Nach Ermittlung des anwendbaren Rechts und der anschließenden Anwendung des materiellen Erbrechts wird in der Praxis regelmäßig ein Nachweis der Erbfolge zu beschaffen sein. Daher soll nachfolgend ein Blick auf den Nachweis der Erbfolge in Deutschland und der Türkei geworfen werden. Das NA enthält keine Regelung zum Erhalt eines Nachweises der Erbfolge – insbesondere gilt nicht der nur für streitige Verfahren anwendbare § 15 NA, sodass insoweit auf die nationalen Vorschriften zurückzugreifen ist.
1. Nachweis der Erbfolge mittels türkischen Erbscheins
In der Türkei erfolgt der Nachweis der Erfolge durch einen türkischen Erbschein. Praktisch relevant ist dieser Nachweis insbesondere, da nach Art. 37 der türkischen Grundbuchordnung (tGBO) die Vorlage eines türkischen Erbscheins zur Eintragung eines ausländischen Erben ins Grundbuch erforderlich ist.
a. Sachliche Zuständigkeit
Nach Art. 598 des türkischen Zivilgesetzbuchs (tZGB) wird ein Erbschein auf Antrag durch das Friedensgericht (sulh hukuk mahkemesi) oder durch einen Notar erteilt.
Entsprechend bestimmt auch Art. 71/A Buchst. b) der türkischen Notarordnung (tNotO), dass die Erteilung des Erbscheins durch einen Notar erfolgen kann. Dies gilt nach Art. 71/B Abs. 3 tNotO jedoch nicht, wenn die Erbscheinerteilung die Durchführung eines gerichtlichen Verfahrens erfordert, die Eintragungen im Personenstandsregister ungenügend sind oder der Erbschein durch einen Ausländer beantragt wird. In diesen Fällen, also insbesondere im Fall eines Erbstreits oder der Beantragung des Erbscheins durch einen deutschen Staatsangehörigen, verbleibt es daher bei der Zuständigkeit des Friedensgerichts.

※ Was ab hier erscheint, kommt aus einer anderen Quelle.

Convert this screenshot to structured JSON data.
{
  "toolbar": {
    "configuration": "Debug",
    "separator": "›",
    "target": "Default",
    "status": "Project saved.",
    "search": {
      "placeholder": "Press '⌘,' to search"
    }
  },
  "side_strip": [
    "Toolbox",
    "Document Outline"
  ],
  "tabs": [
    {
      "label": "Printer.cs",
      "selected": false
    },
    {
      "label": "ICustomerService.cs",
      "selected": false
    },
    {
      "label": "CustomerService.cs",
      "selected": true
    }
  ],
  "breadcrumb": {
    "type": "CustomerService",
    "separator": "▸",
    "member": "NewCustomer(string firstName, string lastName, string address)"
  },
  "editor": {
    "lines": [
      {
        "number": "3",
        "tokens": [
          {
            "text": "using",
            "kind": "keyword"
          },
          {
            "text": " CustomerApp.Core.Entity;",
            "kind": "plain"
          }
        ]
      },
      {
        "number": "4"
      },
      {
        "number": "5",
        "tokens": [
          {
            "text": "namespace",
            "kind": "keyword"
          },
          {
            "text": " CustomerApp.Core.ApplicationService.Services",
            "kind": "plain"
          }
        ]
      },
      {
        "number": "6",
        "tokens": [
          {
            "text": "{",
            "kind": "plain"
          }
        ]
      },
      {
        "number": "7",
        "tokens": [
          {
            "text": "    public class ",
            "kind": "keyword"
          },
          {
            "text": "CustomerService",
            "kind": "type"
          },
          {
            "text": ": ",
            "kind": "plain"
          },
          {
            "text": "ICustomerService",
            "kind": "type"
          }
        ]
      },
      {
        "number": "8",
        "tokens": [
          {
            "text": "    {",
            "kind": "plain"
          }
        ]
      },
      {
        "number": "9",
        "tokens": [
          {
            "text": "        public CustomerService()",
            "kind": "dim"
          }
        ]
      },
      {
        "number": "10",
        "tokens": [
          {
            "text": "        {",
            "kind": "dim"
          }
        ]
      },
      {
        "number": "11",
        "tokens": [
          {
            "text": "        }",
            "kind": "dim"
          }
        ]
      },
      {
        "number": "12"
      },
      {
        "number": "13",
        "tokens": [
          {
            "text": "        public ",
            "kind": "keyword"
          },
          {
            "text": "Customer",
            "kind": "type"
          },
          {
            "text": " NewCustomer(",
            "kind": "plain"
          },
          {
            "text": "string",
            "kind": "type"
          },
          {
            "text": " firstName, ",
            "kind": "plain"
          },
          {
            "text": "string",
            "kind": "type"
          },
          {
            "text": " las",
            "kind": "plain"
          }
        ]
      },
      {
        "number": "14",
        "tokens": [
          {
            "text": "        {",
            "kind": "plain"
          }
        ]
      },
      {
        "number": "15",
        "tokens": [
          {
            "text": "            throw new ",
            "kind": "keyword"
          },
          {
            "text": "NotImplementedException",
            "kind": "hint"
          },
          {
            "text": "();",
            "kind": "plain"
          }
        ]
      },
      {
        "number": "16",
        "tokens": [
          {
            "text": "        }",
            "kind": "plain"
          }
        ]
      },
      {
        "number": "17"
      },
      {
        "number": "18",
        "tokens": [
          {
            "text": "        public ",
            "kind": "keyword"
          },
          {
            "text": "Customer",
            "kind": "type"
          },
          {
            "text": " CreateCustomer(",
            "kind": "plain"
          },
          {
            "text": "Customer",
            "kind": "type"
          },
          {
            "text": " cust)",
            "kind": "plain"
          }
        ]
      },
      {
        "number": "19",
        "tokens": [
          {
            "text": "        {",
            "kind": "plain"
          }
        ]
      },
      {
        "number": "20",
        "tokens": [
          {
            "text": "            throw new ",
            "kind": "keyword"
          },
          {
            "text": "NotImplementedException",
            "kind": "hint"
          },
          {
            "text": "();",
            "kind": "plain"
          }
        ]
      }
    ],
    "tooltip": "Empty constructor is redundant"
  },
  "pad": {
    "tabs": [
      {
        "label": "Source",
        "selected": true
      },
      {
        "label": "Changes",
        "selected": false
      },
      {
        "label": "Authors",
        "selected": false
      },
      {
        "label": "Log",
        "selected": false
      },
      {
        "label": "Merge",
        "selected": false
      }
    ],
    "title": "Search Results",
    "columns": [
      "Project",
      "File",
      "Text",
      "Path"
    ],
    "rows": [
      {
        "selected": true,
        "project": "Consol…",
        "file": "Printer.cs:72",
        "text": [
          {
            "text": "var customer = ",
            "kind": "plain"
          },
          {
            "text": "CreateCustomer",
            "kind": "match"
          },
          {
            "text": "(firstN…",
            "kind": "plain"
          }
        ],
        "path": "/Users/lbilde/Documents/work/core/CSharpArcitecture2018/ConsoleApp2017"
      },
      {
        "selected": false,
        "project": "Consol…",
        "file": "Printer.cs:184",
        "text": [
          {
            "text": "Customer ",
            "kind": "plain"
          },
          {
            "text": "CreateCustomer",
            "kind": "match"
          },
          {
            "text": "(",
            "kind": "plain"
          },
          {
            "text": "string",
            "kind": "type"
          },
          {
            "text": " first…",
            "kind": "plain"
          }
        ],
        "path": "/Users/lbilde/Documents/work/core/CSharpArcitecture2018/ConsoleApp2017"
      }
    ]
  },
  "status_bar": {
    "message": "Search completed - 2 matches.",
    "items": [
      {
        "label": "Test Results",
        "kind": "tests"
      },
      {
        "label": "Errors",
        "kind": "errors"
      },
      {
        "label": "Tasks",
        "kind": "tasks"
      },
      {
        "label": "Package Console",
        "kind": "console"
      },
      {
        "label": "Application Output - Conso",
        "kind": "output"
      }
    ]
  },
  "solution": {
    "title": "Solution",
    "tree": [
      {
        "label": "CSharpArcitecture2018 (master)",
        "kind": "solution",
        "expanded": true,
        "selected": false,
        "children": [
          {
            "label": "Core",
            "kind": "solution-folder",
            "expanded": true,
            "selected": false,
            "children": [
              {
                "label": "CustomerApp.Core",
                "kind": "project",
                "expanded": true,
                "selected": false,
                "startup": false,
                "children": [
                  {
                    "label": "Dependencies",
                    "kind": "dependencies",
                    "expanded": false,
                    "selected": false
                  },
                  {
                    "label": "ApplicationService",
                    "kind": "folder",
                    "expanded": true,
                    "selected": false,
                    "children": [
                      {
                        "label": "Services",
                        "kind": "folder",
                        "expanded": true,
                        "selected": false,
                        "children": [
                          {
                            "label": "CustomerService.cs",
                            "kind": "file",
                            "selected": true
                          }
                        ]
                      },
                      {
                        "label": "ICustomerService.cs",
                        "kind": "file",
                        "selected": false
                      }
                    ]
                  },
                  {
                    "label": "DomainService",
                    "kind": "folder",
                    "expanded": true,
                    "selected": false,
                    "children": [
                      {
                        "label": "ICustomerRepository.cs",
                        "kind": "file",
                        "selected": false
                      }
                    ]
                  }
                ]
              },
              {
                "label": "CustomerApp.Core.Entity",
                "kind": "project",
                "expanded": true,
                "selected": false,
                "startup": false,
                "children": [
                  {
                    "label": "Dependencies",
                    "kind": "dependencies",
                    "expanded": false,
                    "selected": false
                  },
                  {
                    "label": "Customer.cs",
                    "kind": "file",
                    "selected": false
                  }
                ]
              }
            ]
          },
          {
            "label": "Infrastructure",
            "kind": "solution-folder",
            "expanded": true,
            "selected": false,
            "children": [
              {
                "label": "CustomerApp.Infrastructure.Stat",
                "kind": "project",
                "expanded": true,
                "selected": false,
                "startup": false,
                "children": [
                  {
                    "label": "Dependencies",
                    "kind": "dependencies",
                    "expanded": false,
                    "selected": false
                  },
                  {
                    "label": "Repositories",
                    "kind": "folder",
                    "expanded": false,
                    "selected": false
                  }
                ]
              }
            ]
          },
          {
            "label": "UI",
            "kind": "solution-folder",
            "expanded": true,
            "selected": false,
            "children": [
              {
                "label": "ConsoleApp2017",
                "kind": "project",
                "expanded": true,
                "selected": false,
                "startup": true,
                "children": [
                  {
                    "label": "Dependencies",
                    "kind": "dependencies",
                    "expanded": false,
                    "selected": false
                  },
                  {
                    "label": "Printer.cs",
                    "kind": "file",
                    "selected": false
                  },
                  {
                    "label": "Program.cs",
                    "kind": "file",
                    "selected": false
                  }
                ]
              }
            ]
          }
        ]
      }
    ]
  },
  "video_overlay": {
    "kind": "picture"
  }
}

b. Internationale und örtliche Zuständigkeit
Die internationale Zuständigkeit folgt gem. Art. 40 tIPRG der örtlichen Zuständigkeit. Art. 43 tIPRG ist nicht auf das Erbscheinverfahren anwendbar, da dieses nicht auf einen Rechtsstreit gerichtet ist.
Vielmehr fällt die Erteilung eines Erbscheins gem. Art. 382 Abs. 2 Buchst. c) Nr. (6) der türkischen Zivilprozessordnung (tZPO) unter die unterstreitigen Gerichtsangelegenheiten, für die nach Art. 384 Abs. 1 tZPO das Gericht am Wohnsitz des Antragstellers oder eines Betroffenen örtlich – und damit auch international – zuständig ist. Daneben bestimmt Art. 11 Abs. 3 tZPO die Zuständigkeit des Gerichts am Wohnsitz eines Erben.
Allerdings sind diese Zuständigkeiten nicht ausschließlich. Vielmehr kann nach der Rechtsprechung ein Erbschein bei jedem Gericht in der Türkei beantragt werden.
2. Nachweis der Erbfolge mittels deutschen Erbscheins
In Deutschland erfolgt seit Inkrafttreten der EuErbVO der Nachweis der Erbfolge mittels eines deutschen Erbscheins oder eines Europäischen Nachlasszeugnisses (ENZ). Da das ENZ allerdings vordergründig zum Nachweis der Erbfolge in einem anderen Mitgliedsstaat der EU konzipiert wurde, wird sich hier auf die Nachweismöglichkeit mittels eines deutschen Erbscheins beschränkt.
a. Sachliche Zuständigkeit
Nach § 2353 BGB werden Erbscheine vom Nachlassgericht – gem. § 23a Abs. 1 Nr. 2, Abs. 2 Nr. 2 GVG, § 342 Abs. 1 Nr. 6 FamFG grundsätzlich vom Amtsgericht – erteilt.
b. Internationale und örtliche Zuständigkeit
Auch wenn der deutsche Erbschein einen nationalen Erbnachweis darstellt, ist die internationale Zuständigkeit der Gerichte für die Ausstellung des Erbscheins nach den Vorschriften der EuErbVO zu bestimmen. Damit kommt grundsätzlich Art. 4 EuErbVO zur Anwendung, wonach sich die internationale Zuständigkeit nach dem gewöhnlichen Aufenthalt des Erblassers im Zeitpunkt seines Todes richtet.
Sofern der Erblasser also seinen gewöhnlichen Aufenthalt in Deutschland hatte, kommt mit § 343 FamFG die nationale Regelung zur örtlichen Zuständigkeit zur Anwendung. Danach ist zunächst das Gericht, in dessen Bezirk der Erblasser im Zeitpunkt seines Todes seinen gewöhnlichen Aufenthalt hatte (Abs. 1), hilfsweise das Gericht, in dessen Bezirk der Erblasser seinen letzten gewöhnlichen Aufenthalt im Inland hatte (Abs. 2), örtlich zuständig. Äußerst hilfsweise besteht eine Zuständigkeit des Amtsgerichts Schöneberg in Berlin (Abs. 3).